I walked with them until E told me to hand her the lead rope. She looped it over Dar's and moved him off at a walk. I followed about 15 feet to the side of them. There was my trainer riding my horse. She turned him, halted him, trotted him. He did just great.

So there was a huge fight and there was a great training session. Put them on the scales and they balance each other. They balance to zero. In two weeks, the jousters come back. I can hand him right back to them and say thanks for the tryout. I think I'm supposed to be smart enough to decide to do exactly that, but I don't know how to face it. I don't want to give him up, but I lack the knowledge to justify why I wouldn't.

Tuesday, June 1, 2010

The Summer Train

Tonight, I paced myself through a full set of chores. After scrubbing several feed buckets, I carried water up to Dar and Scout in their grass paddock. I don't think I expected (or even thought about, for that matter) that my two horses would like each other, but they do. They have their own agendas, I think, Dar to be boss, Scout to glom on to someone, but they've arrived at a contentment with each other. Together, they trotted up from the far corner to watch me pour the water into their trough, then crowded up to the fence for scratches.

I'm happy to see them side by side, not one here and the other there. Because he's in training, Dar has been uppermost in my mind, while Scout settled into the background.

I picked out the paddocks, dropped flakes of hay in the stalls, and brought the horses in for what is predicted to be a stormy night. Everybody was quiet after food time, ready to doze. Scout whickered at me as I swept the aisle. It was a summons that I recognized. I carried my grooming supplies into her stall. Forty-five minutes passed while I skidded the shedding block over her, sweeping after with a soft body brush. She rested her head heavily on my shoulder when I curried the spot where her neck meets her chest, scabbed over now from the brief storm of black gnats that visited the farm last week. I picked her feet and trimmed her bridle path before smoothing her all over with a bar towel. It was a deep, thorough grooming, the kind that long ago became a language for me and Scout. She was soft eyed and still. I stood with my arms around her neck and inhaled the smell of her.
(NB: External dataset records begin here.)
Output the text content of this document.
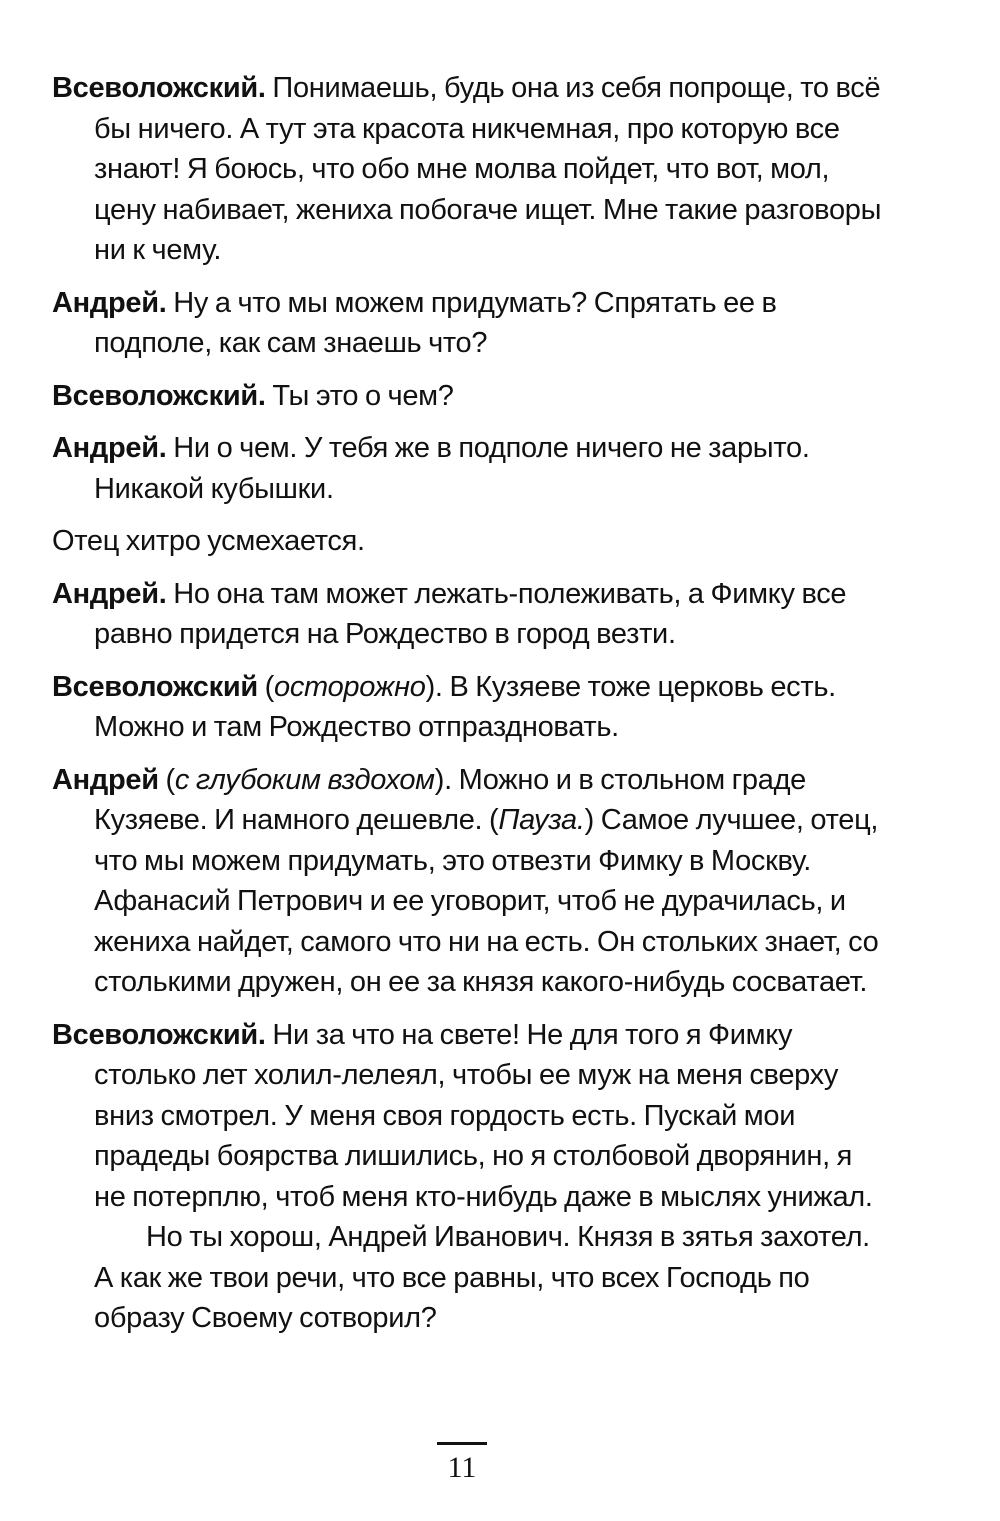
Всеволожский. Понимаешь, будь она из себя попроще, то всё бы ничего. А тут эта красота никчемная, про которую все знают! Я боюсь, что обо мне молва пойдет, что вот, мол, цену набивает, жениха побогаче ищет. Мне такие разговоры ни к чему.

Андрей. Ну а что мы можем придумать? Спрятать ее в подполе, как сам знаешь что?

Всеволожский. Ты это о чем?

Андрей. Ни о чем. У тебя же в подполе ничего не зарыто. Никакой кубышки.

Отец хитро усмехается.

Андрей. Но она там может лежать-полеживать, а Фимку все равно придется на Рождество в город везти.

Всеволожский (осторожно). В Кузяеве тоже церковь есть. Можно и там Рождество отпраздновать.

Андрей (с глубоким вздохом). Можно и в стольном граде Кузяеве. И намного дешевле. (Пауза.) Самое лучшее, отец, что мы можем придумать, это отвезти Фимку в Москву. Афанасий Петрович и ее уговорит, чтоб не дурачилась, и жениха найдет, самого что ни на есть. Он стольких знает, со столькими дружен, он ее за князя какого-нибудь сосватает.

Всеволожский. Ни за что на свете! Не для того я Фимку столько лет холил-лелеял, чтобы ее муж на меня сверху вниз смотрел. У меня своя гордость есть. Пускай мои прадеды боярства лишились, но я столбовой дворянин, я не потерплю, чтоб меня кто-нибудь даже в мыслях унижал.

Но ты хорош, Андрей Иванович. Князя в зятья захотел. А как же твои речи, что все равны, что всех Господь по образу Своему сотворил?

11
In the distance, I heard the long whistle of a freight train, a summer sound I love like the ocean, so deeply does it resonate with me.

All this reminded me of how it was with me and Scout. I could feel her knowing me, sense her sleepy devotion. I think I saw, in recognizing that, that I have changed, gone on from who I was when I perceived Scout almost always through a scrim of fear. I'd like to believe I've grown. If I have, then getting back on Scout could be different. That's the next step for us. I just have to know if I can ride her.